What is the link between vascular dysregulation and glaucoma?

The need of blood flow to different organs varies rapidly over time which is why there is sophisticated local regulation of blood flow. The term dysregulation simply means that blood flow is not properly adapted to this need. Dysregulative mechanisms can lead to an over- or underperfusion. A steady overperfusion may be less critical for long-term damage. A constant underperfusion, however, can lead to some tissue atrophy or in extreme situations to infarction. Unstable perfusion (underperfusion followed by reperfusion) leads to oxidative stress. There are a number of causes that lead to local or systemic vascular dysregulation. Systemic dysregulation can be primary or secondary of nature. A secondary dysregulation is due to other autoimmune diseases such as rheumatoid arthritis, giant cell arteritis, systemic lupus erythematodes, multiple sclerosis, colitis ulcerosa, or Crohns disease. Patients with a secondary vascular dysregulation normally have a high level of circulating endothelin-1 (ET-1). This increased level of ET-1 leads to a reduction of blood flow both in the choroid and the optic nerve head but has little influence on autoregulation. In contrast, primary vascular dysregulation has little influence on baseline ocular blood flow but interferes with autoregulation. This, in turn, leads to unstable oxygen supply, which seems to be a relevant component in the pathogenesis of glaucomatous optic neuropathy.

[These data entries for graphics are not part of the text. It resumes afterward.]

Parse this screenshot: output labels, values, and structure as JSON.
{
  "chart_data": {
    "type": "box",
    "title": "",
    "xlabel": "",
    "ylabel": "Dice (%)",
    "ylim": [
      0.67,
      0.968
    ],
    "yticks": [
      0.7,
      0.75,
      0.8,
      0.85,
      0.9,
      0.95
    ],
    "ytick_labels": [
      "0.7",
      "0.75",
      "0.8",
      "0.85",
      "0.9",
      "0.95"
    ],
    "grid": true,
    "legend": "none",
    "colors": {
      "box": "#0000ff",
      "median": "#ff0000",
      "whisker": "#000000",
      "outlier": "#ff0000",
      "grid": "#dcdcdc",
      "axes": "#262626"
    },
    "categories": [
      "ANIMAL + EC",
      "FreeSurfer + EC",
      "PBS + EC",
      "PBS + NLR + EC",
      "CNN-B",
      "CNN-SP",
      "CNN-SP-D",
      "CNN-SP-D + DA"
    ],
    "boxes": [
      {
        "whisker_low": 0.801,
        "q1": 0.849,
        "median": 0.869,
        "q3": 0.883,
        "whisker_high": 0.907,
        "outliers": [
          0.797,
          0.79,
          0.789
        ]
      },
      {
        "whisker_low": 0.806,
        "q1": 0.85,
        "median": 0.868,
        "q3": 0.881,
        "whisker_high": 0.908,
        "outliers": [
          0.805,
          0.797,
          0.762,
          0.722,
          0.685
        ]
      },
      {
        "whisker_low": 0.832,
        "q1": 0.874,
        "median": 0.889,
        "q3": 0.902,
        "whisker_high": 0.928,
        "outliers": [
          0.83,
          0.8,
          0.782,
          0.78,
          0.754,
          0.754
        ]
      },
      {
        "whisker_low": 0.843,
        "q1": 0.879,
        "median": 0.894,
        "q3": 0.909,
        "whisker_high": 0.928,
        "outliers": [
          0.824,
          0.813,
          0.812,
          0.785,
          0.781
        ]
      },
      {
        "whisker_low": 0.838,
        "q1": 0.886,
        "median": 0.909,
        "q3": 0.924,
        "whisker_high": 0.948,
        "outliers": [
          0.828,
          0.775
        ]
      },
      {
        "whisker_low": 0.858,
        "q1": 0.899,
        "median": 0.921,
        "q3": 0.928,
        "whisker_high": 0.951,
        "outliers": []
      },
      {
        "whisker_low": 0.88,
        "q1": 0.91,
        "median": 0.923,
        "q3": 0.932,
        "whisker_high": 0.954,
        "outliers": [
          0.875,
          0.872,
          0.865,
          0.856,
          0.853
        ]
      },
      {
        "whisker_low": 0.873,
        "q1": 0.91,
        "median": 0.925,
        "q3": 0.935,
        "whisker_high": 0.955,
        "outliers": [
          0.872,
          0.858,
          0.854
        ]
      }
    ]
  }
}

Renal sodium handling in patients with normal pressure glaucoma

Low BP (blood pressure) is a recognized risk factor for some patients with NPG (normal pressure glaucoma). We have shown previously that patients with orthostasis have impaired circadian renal handling of sodium, which may contribute to the low BP. Therefore the aim of the present study was to examine the renal handling of sodium, the circadian variations in BP and the neurohormonal response to an orthostatic test in a selected subpopulation of 18 patients with NPG with vasospastic and orthostatic symptoms, and in 24 healthy control subjects. The variations in BP and renal tubular sodium handling were evaluated using 24 h ambulatory BP recordings, 24 h urine collections and determination of endogenous lithium clearance as a marker of proximal sodium reabsorption. The neurohormonal and BP responses to changes in posture were also determined in a 30 min orthostatic test. This selected group of patients with NPG had lower 24 h ambulatory BPs (P<0.001), and a more pronounced fall in BP when assuming an upright position (P<0.001) compared with controls. FE(Li) (fractional excretion of lithium) was higher in patients with NPG than controls during the day (36.6+/-21.8 compared with 20.4+/-8.7% respectively; P<0.01; values are means+/-S.D.) as well as during the night (38.8+/-41.9 compared with 19.7+/-10.8% respectively; P<0.02), suggesting a reduced reabsorption of sodium in the proximal tubule. This was compensated for by an increased distal reabsorption of sodium in patients with NPG (P<0.01). These data demonstrate that patients with vasospastic NPG have a high excretion of lithium, suggesting reduced sodium reabsorption in the proximal tubule, in spite of a low BP. The abnormal renal sodium handling might contribute to the maintenance of arterial hypotension and progression of the optic nerve damage in these patients.